It’s not like I haven’t been here before. I’m all too familiar with this feeling. Regardless, I don’t like it one bit. It’s disturbing. Defeating. Every so often, I come face-to-face with my mental illness.
It’s as if the reality of my diagnosis is the only thing I can think about. It wakes me up in the middle of the night. It catches me off-guard most days. I can’t escape it. I have schizophrenia. There is no cure.
It’s a thought disorder and it crowds my mind. It can be controlled to some extent with medication and therapy, but sometimes that’s not enough. Meds have their drawbacks. The side effects, obviously, and the social stigma that comes with being medicated. Jokes about being off one’s meds are not only insensitive, they’re hurtful.
Moods are nearly nonexistent. Many of my emotions are flatlined. For example, I have empathy, and for that I’m grateful, but the lack of true sorrow evades me. Frustrating, because I have memories of sadness and those cathartic tears that rinse away the pain. It’s human, a natural response to difficult situations, but to pass as someone without a crippling brain disease, I have to accept the tradeoff of meds for emotions. It doesn’t seem fair. It wouldn’t hurt so much if every waking minute was sunshine and ecstasy, but that’s unrealistic.
Another emotion I experience is shame; ashamed for being schizophrenic, having a mind cluttered with thoughts that don’t align with the Common Reality, behaviors that seem erratic and unpredictable. A broken mind.

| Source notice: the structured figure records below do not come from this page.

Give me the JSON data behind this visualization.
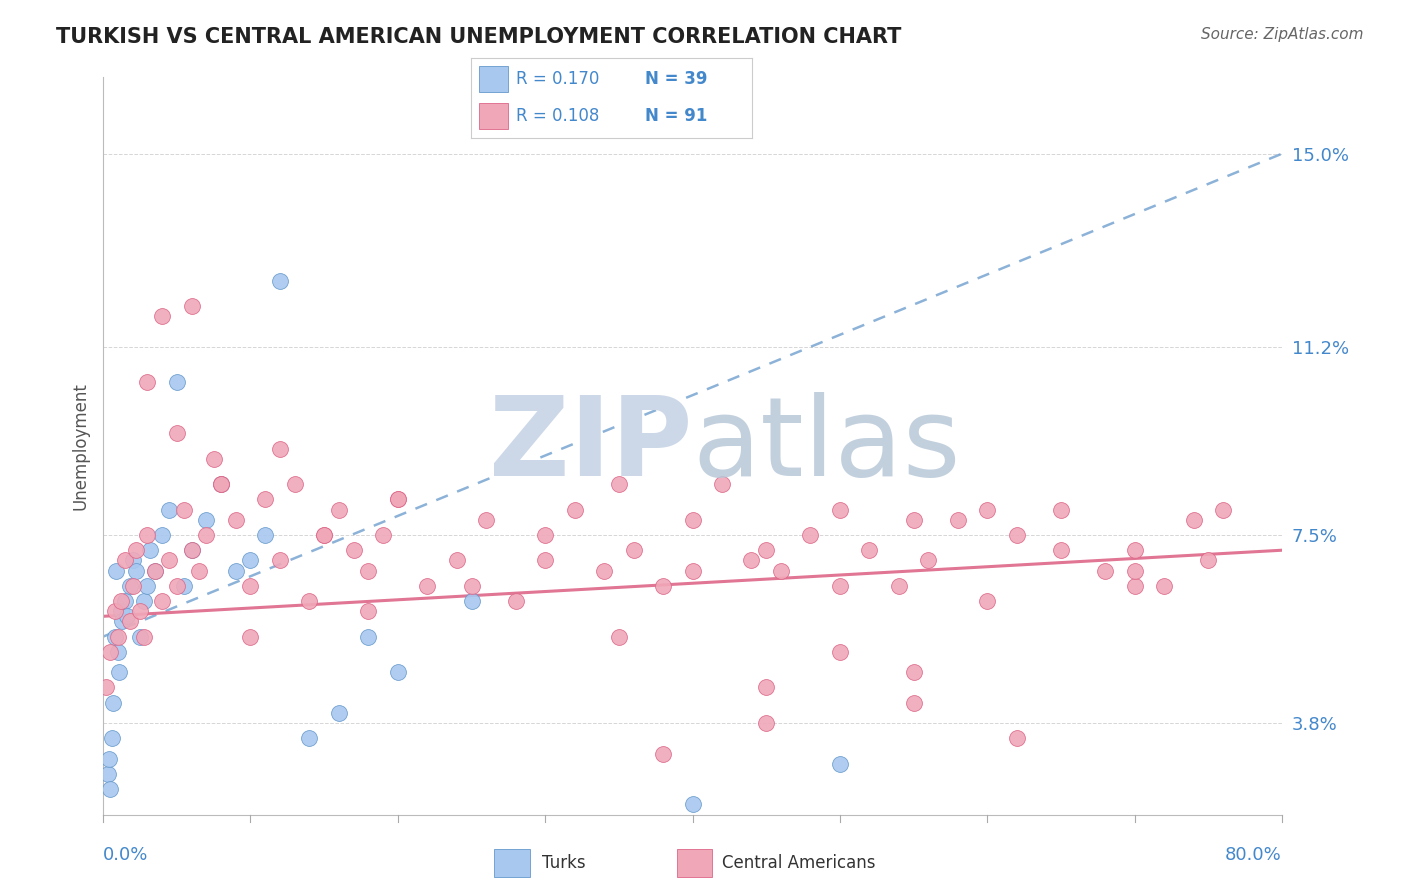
{
  "title": "TURKISH VS CENTRAL AMERICAN UNEMPLOYMENT CORRELATION CHART",
  "source": "Source: ZipAtlas.com",
  "ylabel": "Unemployment",
  "yticks": [
    3.8,
    7.5,
    11.2,
    15.0
  ],
  "xlim": [
    0.0,
    80.0
  ],
  "ylim": [
    2.0,
    16.5
  ],
  "legend_r_turks": "R = 0.170",
  "legend_n_turks": "N = 39",
  "legend_r_central": "R = 0.108",
  "legend_n_central": "N = 91",
  "color_turks_fill": "#a8c8f0",
  "color_central_fill": "#f0a8b8",
  "color_turks_edge": "#6699cc",
  "color_central_edge": "#dd6688",
  "color_blue_text": "#4488cc",
  "color_trend_turks": "#6699cc",
  "color_trend_central": "#dd6688",
  "watermark_zip_color": "#ccd8e8",
  "watermark_atlas_color": "#b8c8d8",
  "background_color": "#ffffff",
  "turks_trend_x0": 0.0,
  "turks_trend_y0": 5.5,
  "turks_trend_x1": 80.0,
  "turks_trend_y1": 15.0,
  "central_trend_x0": 0.0,
  "central_trend_y0": 5.9,
  "central_trend_x1": 80.0,
  "central_trend_y1": 7.2,
  "turks_x": [
    0.3,
    0.4,
    0.5,
    0.6,
    0.7,
    0.8,
    0.9,
    1.0,
    1.1,
    1.2,
    1.3,
    1.5,
    1.6,
    1.8,
    2.0,
    2.2,
    2.5,
    2.8,
    3.0,
    3.2,
    3.5,
    4.0,
    4.5,
    5.0,
    5.5,
    6.0,
    7.0,
    8.0,
    9.0,
    10.0,
    11.0,
    12.0,
    14.0,
    16.0,
    18.0,
    20.0,
    25.0,
    40.0,
    50.0
  ],
  "turks_y": [
    2.8,
    3.1,
    2.5,
    3.5,
    4.2,
    5.5,
    6.8,
    5.2,
    4.8,
    6.0,
    5.8,
    6.2,
    5.9,
    6.5,
    7.0,
    6.8,
    5.5,
    6.2,
    6.5,
    7.2,
    6.8,
    7.5,
    8.0,
    10.5,
    6.5,
    7.2,
    7.8,
    8.5,
    6.8,
    7.0,
    7.5,
    12.5,
    3.5,
    4.0,
    5.5,
    4.8,
    6.2,
    2.2,
    3.0
  ],
  "central_x": [
    0.2,
    0.5,
    0.8,
    1.0,
    1.2,
    1.5,
    1.8,
    2.0,
    2.2,
    2.5,
    2.8,
    3.0,
    3.5,
    4.0,
    4.5,
    5.0,
    5.5,
    6.0,
    6.5,
    7.0,
    7.5,
    8.0,
    9.0,
    10.0,
    11.0,
    12.0,
    13.0,
    14.0,
    15.0,
    16.0,
    17.0,
    18.0,
    19.0,
    20.0,
    22.0,
    24.0,
    26.0,
    28.0,
    30.0,
    32.0,
    34.0,
    36.0,
    38.0,
    40.0,
    42.0,
    44.0,
    46.0,
    48.0,
    50.0,
    52.0,
    54.0,
    56.0,
    58.0,
    60.0,
    62.0,
    65.0,
    68.0,
    70.0,
    72.0,
    74.0,
    76.0,
    3.0,
    4.0,
    5.0,
    6.0,
    8.0,
    10.0,
    12.0,
    15.0,
    18.0,
    20.0,
    25.0,
    30.0,
    35.0,
    40.0,
    45.0,
    50.0,
    55.0,
    60.0,
    65.0,
    70.0,
    75.0,
    38.0,
    45.0,
    55.0,
    62.0,
    70.0,
    35.0,
    45.0,
    50.0,
    55.0
  ],
  "central_y": [
    4.5,
    5.2,
    6.0,
    5.5,
    6.2,
    7.0,
    5.8,
    6.5,
    7.2,
    6.0,
    5.5,
    7.5,
    6.8,
    6.2,
    7.0,
    6.5,
    8.0,
    7.2,
    6.8,
    7.5,
    9.0,
    8.5,
    7.8,
    6.5,
    8.2,
    7.0,
    8.5,
    6.2,
    7.5,
    8.0,
    7.2,
    6.8,
    7.5,
    8.2,
    6.5,
    7.0,
    7.8,
    6.2,
    7.5,
    8.0,
    6.8,
    7.2,
    6.5,
    7.8,
    8.5,
    7.0,
    6.8,
    7.5,
    8.0,
    7.2,
    6.5,
    7.0,
    7.8,
    6.2,
    7.5,
    8.0,
    6.8,
    7.2,
    6.5,
    7.8,
    8.0,
    10.5,
    11.8,
    9.5,
    12.0,
    8.5,
    5.5,
    9.2,
    7.5,
    6.0,
    8.2,
    6.5,
    7.0,
    8.5,
    6.8,
    7.2,
    6.5,
    7.8,
    8.0,
    7.2,
    6.5,
    7.0,
    3.2,
    3.8,
    4.2,
    3.5,
    6.8,
    5.5,
    4.5,
    5.2,
    4.8
  ]
}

On those days when therapy and medication are working at peak efficiency, the sense of seamless integration into society feels satisfying, something I can rely on to get me through the day without incident. But I’m so accustomed to a life lived in psychosis that reliance on this new medicated normal seems unfamiliar, like something I can’t fully trust. The edges of my reality fold in on themselves creating a stopping block of confusion that I find difficult to express through speaking. So I make art. I create. Creativity is, for me, a tangible paradigm best used to connect with others. To attain the seemingly unobtainable—a connection with another person.
Schizophrenia is a disease of loneliness. Not only does the world feel profoundly confusing, but social interactions appear forced and colorless. Life seems devoid of meaning. When no one thinks like you, communicates like you, and the normal, accepted ways of society feel like extensions of a culture unhinged, nothing feels safe anymore. When there’s no predictability, it’s hard to form relationships or explore the possibilities of love. It’s hard to do almost anything that requires interaction with another human being.
I keep my world small, contained. That way I never lose sight of the social cues of the normal world. When I talk with my therapist I allow myself to speak openly and honestly about whatever’s on my mind. I explore the words and watch as they tumble out and form clusters of sentences, pockets of meaning. I talk about things that I wouldn’t share with anyone else. It is the safest place I know. I’m not judged, nor am I taken for granted. I’m not the court jester or the castoff lunatic. There’s dignity expressed in my manner and self awareness. I feel seen. It’s a feeling I would like to have with every person I meet, but I’m too timid and shy. Self-stigma gets in the way.
Outside of therapy, the only communication I have where respect and acceptance are prime real estate of the heart is with my sister and a few trusted friends, some with their own mental health conditions. We can share stories with each other about the side effects of our meds, and social interactions or personal stumbles and recoveries. We shore one another up when we run aground.
As frustrating and baffling as these daily reminders can be, I still prefer the conundrum to the doldrums. I realized through therapy that this journey will always be a solitary one, that the haunted feeling I have about my brain disease will likely be on a continuum, that the sense of presque vu may be permanent, and that the feeling that I’m about to unravel my private mystery will always be just out of reach. Until then I’ll be engaged in my usual daily practices of researching my condition and imitating aspects of normal world behavior to blend in. Because I don’t feel right about feeling alone.